As it happens, the difference between 11/9 and 13/11 is 121/117, a harmonisma greater than 91/88 (e.g. 22/13 vs. 7/4). Since the tempered 13/11 is a third of a harmonisma greater than just, and the spacing a third of a harmonisma greater than 91/88, this leaves 1/3 of the harmonisma difference between 91/88 and 121/117 unaccounted for, the amount by which 11/9 is narrow.

In parapyth, generally, the spacing can represent four ratios, whose differences show the four commas tempered out: 33/32 (53.273¢) and 91/88 (58.036¢) at 364/363 (4.763¢) apart ; 91/88 and 121/117 at 10648/10647 (0.163¢) apart; 121/117 and 28/27 (62.961¢) at 364/363 (4.763¢) apart; and the smallest and largest intervals among these represented by the parapyth spacing, 33/32 and 28/27 at 896/891 (9.688¢) apart. Thus 896/891 = (352/351 × 364/363), and also (364/363 × 10648/10647 × 364/363). A difference of 352/351 (4.925¢) or (364/363 x 10648/10647) occurs between 121/117 and 33/32, and between 28/27 and 91/88.

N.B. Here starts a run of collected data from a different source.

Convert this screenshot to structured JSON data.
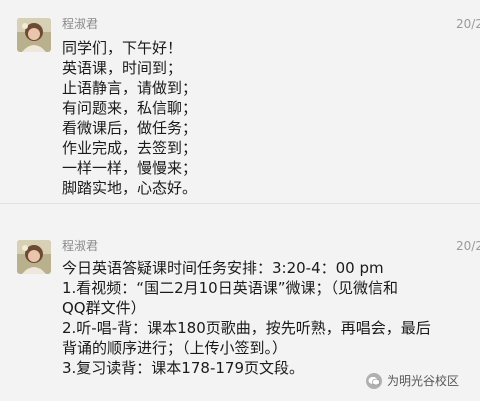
{
  "messages": [
    {
      "sender": "程淑君",
      "time": "20/2",
      "lines": [
        "同学们，下午好！",
        "英语课，时间到；",
        "止语静言，请做到；",
        "有问题来，私信聊；",
        "看微课后，做任务；",
        "作业完成，去签到；",
        "一样一样，慢慢来；",
        "脚踏实地，心态好。"
      ]
    },
    {
      "sender": "程淑君",
      "time": "20/2",
      "lines": [
        "今日英语答疑课时间任务安排：3:20-4：00 pm",
        "1.看视频：“国二2月10日英语课”微课；（见微信和",
        "QQ群文件）",
        "2.听-唱-背：课本180页歌曲，按先听熟，再唱会，最后",
        "背诵的顺序进行；（上传小签到。）",
        "3.复习读背：课本178-179页文段。"
      ]
    }
  ],
  "watermark": {
    "text": "为明光谷校区",
    "icon": "wechat-official-account-icon"
  }
}
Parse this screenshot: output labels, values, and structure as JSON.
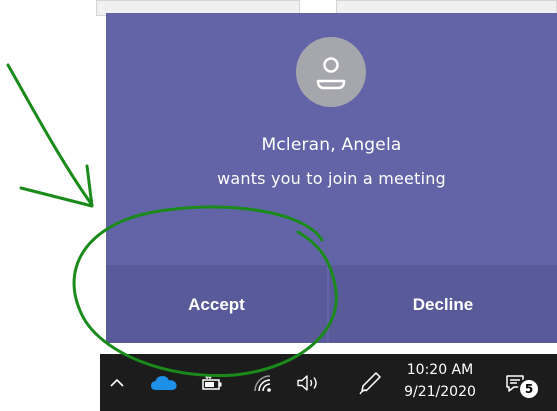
{
  "incoming_call": {
    "caller_name": "Mcleran, Angela",
    "message": "wants you to join a meeting",
    "accept_label": "Accept",
    "decline_label": "Decline",
    "avatar_icon": "person-icon"
  },
  "taskbar": {
    "time": "10:20 AM",
    "date": "9/21/2020",
    "notification_count": "5",
    "tray_icons": [
      "show-hidden-icons-chevron",
      "onedrive-cloud-icon",
      "battery-icon",
      "wifi-icon",
      "volume-icon",
      "pen-icon",
      "action-center-icon"
    ]
  },
  "colors": {
    "toast_background": "#6264a7",
    "button_background": "#585a99",
    "avatar_background": "#a6a6ad",
    "taskbar_background": "#1c1c1c",
    "onedrive_blue": "#1e90e8",
    "annotation_green": "#1a8a1a"
  }
}
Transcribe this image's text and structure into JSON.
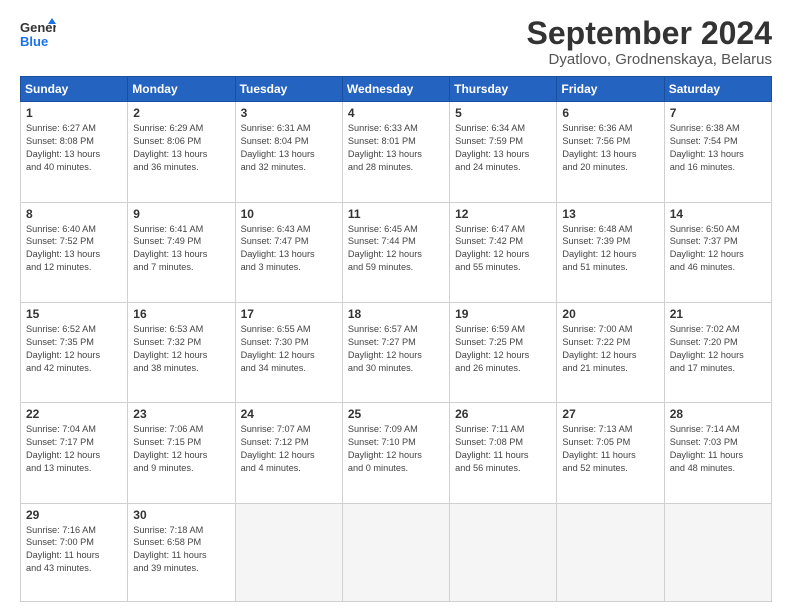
{
  "header": {
    "logo_line1": "General",
    "logo_line2": "Blue",
    "title": "September 2024",
    "subtitle": "Dyatlovo, Grodnenskaya, Belarus"
  },
  "weekdays": [
    "Sunday",
    "Monday",
    "Tuesday",
    "Wednesday",
    "Thursday",
    "Friday",
    "Saturday"
  ],
  "weeks": [
    [
      {
        "day": "1",
        "info": "Sunrise: 6:27 AM\nSunset: 8:08 PM\nDaylight: 13 hours\nand 40 minutes."
      },
      {
        "day": "2",
        "info": "Sunrise: 6:29 AM\nSunset: 8:06 PM\nDaylight: 13 hours\nand 36 minutes."
      },
      {
        "day": "3",
        "info": "Sunrise: 6:31 AM\nSunset: 8:04 PM\nDaylight: 13 hours\nand 32 minutes."
      },
      {
        "day": "4",
        "info": "Sunrise: 6:33 AM\nSunset: 8:01 PM\nDaylight: 13 hours\nand 28 minutes."
      },
      {
        "day": "5",
        "info": "Sunrise: 6:34 AM\nSunset: 7:59 PM\nDaylight: 13 hours\nand 24 minutes."
      },
      {
        "day": "6",
        "info": "Sunrise: 6:36 AM\nSunset: 7:56 PM\nDaylight: 13 hours\nand 20 minutes."
      },
      {
        "day": "7",
        "info": "Sunrise: 6:38 AM\nSunset: 7:54 PM\nDaylight: 13 hours\nand 16 minutes."
      }
    ],
    [
      {
        "day": "8",
        "info": "Sunrise: 6:40 AM\nSunset: 7:52 PM\nDaylight: 13 hours\nand 12 minutes."
      },
      {
        "day": "9",
        "info": "Sunrise: 6:41 AM\nSunset: 7:49 PM\nDaylight: 13 hours\nand 7 minutes."
      },
      {
        "day": "10",
        "info": "Sunrise: 6:43 AM\nSunset: 7:47 PM\nDaylight: 13 hours\nand 3 minutes."
      },
      {
        "day": "11",
        "info": "Sunrise: 6:45 AM\nSunset: 7:44 PM\nDaylight: 12 hours\nand 59 minutes."
      },
      {
        "day": "12",
        "info": "Sunrise: 6:47 AM\nSunset: 7:42 PM\nDaylight: 12 hours\nand 55 minutes."
      },
      {
        "day": "13",
        "info": "Sunrise: 6:48 AM\nSunset: 7:39 PM\nDaylight: 12 hours\nand 51 minutes."
      },
      {
        "day": "14",
        "info": "Sunrise: 6:50 AM\nSunset: 7:37 PM\nDaylight: 12 hours\nand 46 minutes."
      }
    ],
    [
      {
        "day": "15",
        "info": "Sunrise: 6:52 AM\nSunset: 7:35 PM\nDaylight: 12 hours\nand 42 minutes."
      },
      {
        "day": "16",
        "info": "Sunrise: 6:53 AM\nSunset: 7:32 PM\nDaylight: 12 hours\nand 38 minutes."
      },
      {
        "day": "17",
        "info": "Sunrise: 6:55 AM\nSunset: 7:30 PM\nDaylight: 12 hours\nand 34 minutes."
      },
      {
        "day": "18",
        "info": "Sunrise: 6:57 AM\nSunset: 7:27 PM\nDaylight: 12 hours\nand 30 minutes."
      },
      {
        "day": "19",
        "info": "Sunrise: 6:59 AM\nSunset: 7:25 PM\nDaylight: 12 hours\nand 26 minutes."
      },
      {
        "day": "20",
        "info": "Sunrise: 7:00 AM\nSunset: 7:22 PM\nDaylight: 12 hours\nand 21 minutes."
      },
      {
        "day": "21",
        "info": "Sunrise: 7:02 AM\nSunset: 7:20 PM\nDaylight: 12 hours\nand 17 minutes."
      }
    ],
    [
      {
        "day": "22",
        "info": "Sunrise: 7:04 AM\nSunset: 7:17 PM\nDaylight: 12 hours\nand 13 minutes."
      },
      {
        "day": "23",
        "info": "Sunrise: 7:06 AM\nSunset: 7:15 PM\nDaylight: 12 hours\nand 9 minutes."
      },
      {
        "day": "24",
        "info": "Sunrise: 7:07 AM\nSunset: 7:12 PM\nDaylight: 12 hours\nand 4 minutes."
      },
      {
        "day": "25",
        "info": "Sunrise: 7:09 AM\nSunset: 7:10 PM\nDaylight: 12 hours\nand 0 minutes."
      },
      {
        "day": "26",
        "info": "Sunrise: 7:11 AM\nSunset: 7:08 PM\nDaylight: 11 hours\nand 56 minutes."
      },
      {
        "day": "27",
        "info": "Sunrise: 7:13 AM\nSunset: 7:05 PM\nDaylight: 11 hours\nand 52 minutes."
      },
      {
        "day": "28",
        "info": "Sunrise: 7:14 AM\nSunset: 7:03 PM\nDaylight: 11 hours\nand 48 minutes."
      }
    ],
    [
      {
        "day": "29",
        "info": "Sunrise: 7:16 AM\nSunset: 7:00 PM\nDaylight: 11 hours\nand 43 minutes."
      },
      {
        "day": "30",
        "info": "Sunrise: 7:18 AM\nSunset: 6:58 PM\nDaylight: 11 hours\nand 39 minutes."
      },
      {
        "day": "",
        "info": ""
      },
      {
        "day": "",
        "info": ""
      },
      {
        "day": "",
        "info": ""
      },
      {
        "day": "",
        "info": ""
      },
      {
        "day": "",
        "info": ""
      }
    ]
  ]
}
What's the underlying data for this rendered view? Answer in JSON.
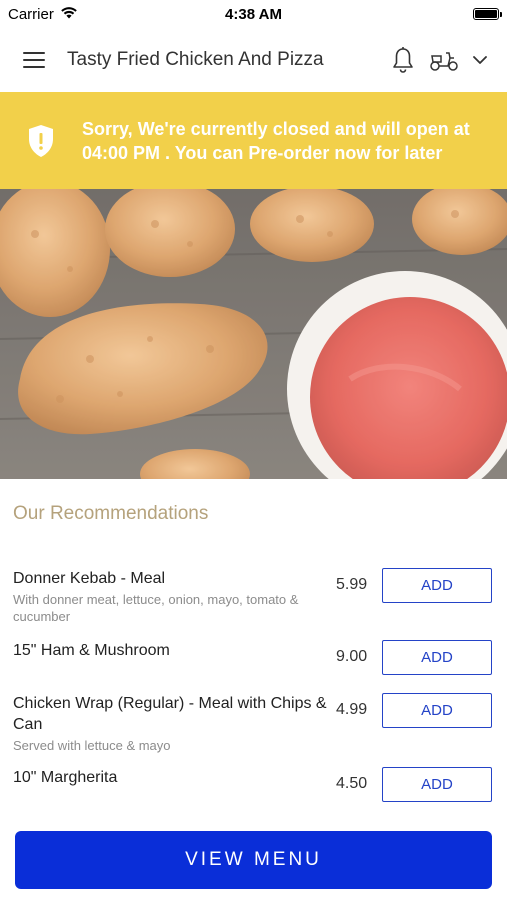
{
  "status_bar": {
    "carrier": "Carrier",
    "time": "4:38 AM",
    "wifi_icon": "wifi-icon",
    "battery_icon": "battery-icon"
  },
  "header": {
    "title": "Tasty Fried Chicken And Pizza",
    "menu_icon": "hamburger-menu-icon",
    "notification_icon": "bell-icon",
    "delivery_icon": "scooter-icon",
    "dropdown_icon": "chevron-down-icon"
  },
  "banner": {
    "message": "Sorry, We're currently closed and will open at 04:00 PM . You can Pre-order now for later",
    "icon": "shield-alert-icon",
    "background_color": "#f2d04a"
  },
  "hero": {
    "image_icon": "fried-chicken-photo"
  },
  "recommendations": {
    "title": "Our Recommendations",
    "items": [
      {
        "name": "Donner Kebab - Meal",
        "description": "With donner meat, lettuce, onion, mayo, tomato & cucumber",
        "price": "5.99",
        "add_label": "ADD"
      },
      {
        "name": "15\" Ham & Mushroom",
        "description": "",
        "price": "9.00",
        "add_label": "ADD"
      },
      {
        "name": "Chicken Wrap (Regular) - Meal with Chips & Can",
        "description": "Served with lettuce & mayo",
        "price": "4.99",
        "add_label": "ADD"
      },
      {
        "name": "10\" Margherita",
        "description": "",
        "price": "4.50",
        "add_label": "ADD"
      }
    ]
  },
  "footer": {
    "view_menu_label": "VIEW MENU",
    "accent_color": "#0a2ed8"
  }
}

Here, for example 33/32 is 4/3 vs. 11/8; 91/88 is 22/13 vs. 7/4; 121/117 is 13/11 vs. 11/9; and 28/27 is 9/8 vs. 7/6.

Subgroup: 2.3.5.7.11.13

Mapping:

[⟨ 1 0 0 0 1 3 ],
0 1 0 0 0 -1 ],
0 0 1 0 0 0 ],
0 0 0 1 1 1 ],
0 0 0 0 -2 -3 ]]
mapping generators: ~2, ~3, ~5, ~7, ~44/39

Optimal ET sequence41, 46, 58, 80, 87, 103, 121, 149, 161, 183, 190, 224, 270, 494, 684, 764, 954, 1178, 1236, 1448, 1506, 2190, 2684, 4190, 4771, 6691, 6961, 7455, 9645, 17100

Etymology

The harmonisma was named by Margo Schulter in 2002 in honor of the harmoniai of Kathleen Schlesinger.